When it comes to procurement, which is better: saving money, or contributing to corporate innovation and growth?
This question was blogged recently by Guy Strafford, chief client officer at consultant Proxima in London. While the answer seems obvious, at least for those in procurement, Strafford asserts that at most companies, procurement’s main function is to drive savings. Every metric developed to gauge its performance, moreover, is calibrated for savings, he says. Productive supplier relationships, efficient spend under management, enlightened contracts — all of these come second.
It’s time for new thinking, Strafford argues. He writes that procurement “needs to be viewed differently, in terms of what it is there to do” for the organization and how it is thus managed and measured. Most important, procurement should be “a function that aids growth” and “drives innovation.”
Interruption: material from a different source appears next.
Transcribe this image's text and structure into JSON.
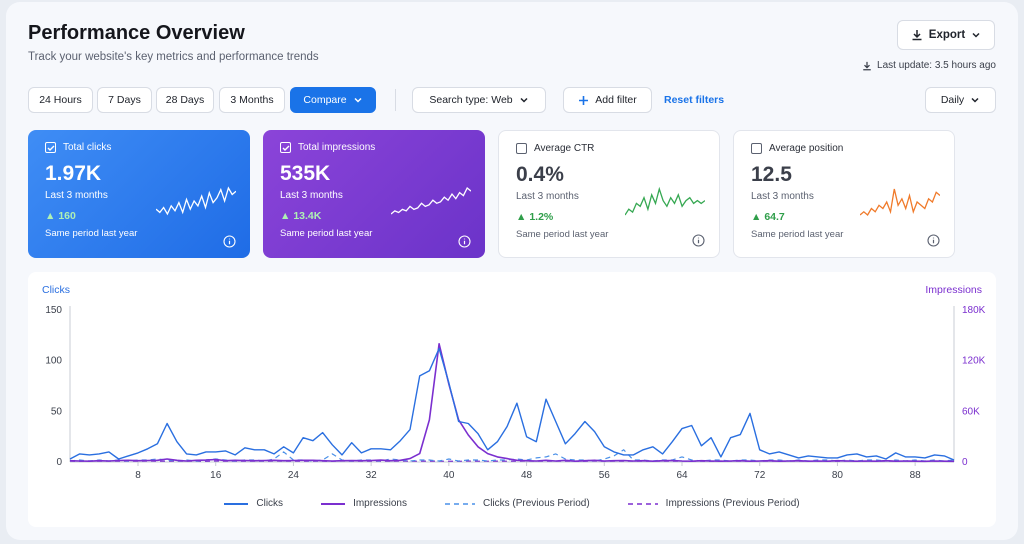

To promote this means that executive management will need a change in mindset — something that is not easy to achieve. As other experts note, such a change in attitude includes making a place for procurement in the boardroom and giving it an opportunity to participate in strategic planning.
What inspired Strafford’s comments was an article in the April issue of the Harvard Business Review, which looked at research by consultant Deloitte to identify what makes companies successful. The research tapped into Deloitte’s 44 years of experience with more than 25,000 companies. Strafford distills the findings this way:
- Better before cheaper — compete in areas other than price.
- Revenue before cost — prioritize revenue gains over cost reductions.
- Change anything necessary to achieve the above.
It seems obvious that no company can achieve full profitability if key operations like procurement are “stove-piped” — separated from other important operations and thereby prevented from playing a role in business growth by existing corporate culture.
Executive managers charged with planning and executing growth strategies need to consider all their assets, especially those departments and people best positioned to provide guidance and progressive thinking in areas directly connected to products and spending — i.e., procurement.
Now that companies are planning toward a new year and renewed profit challenges, maintaining the status quo could prove bad for revenue health.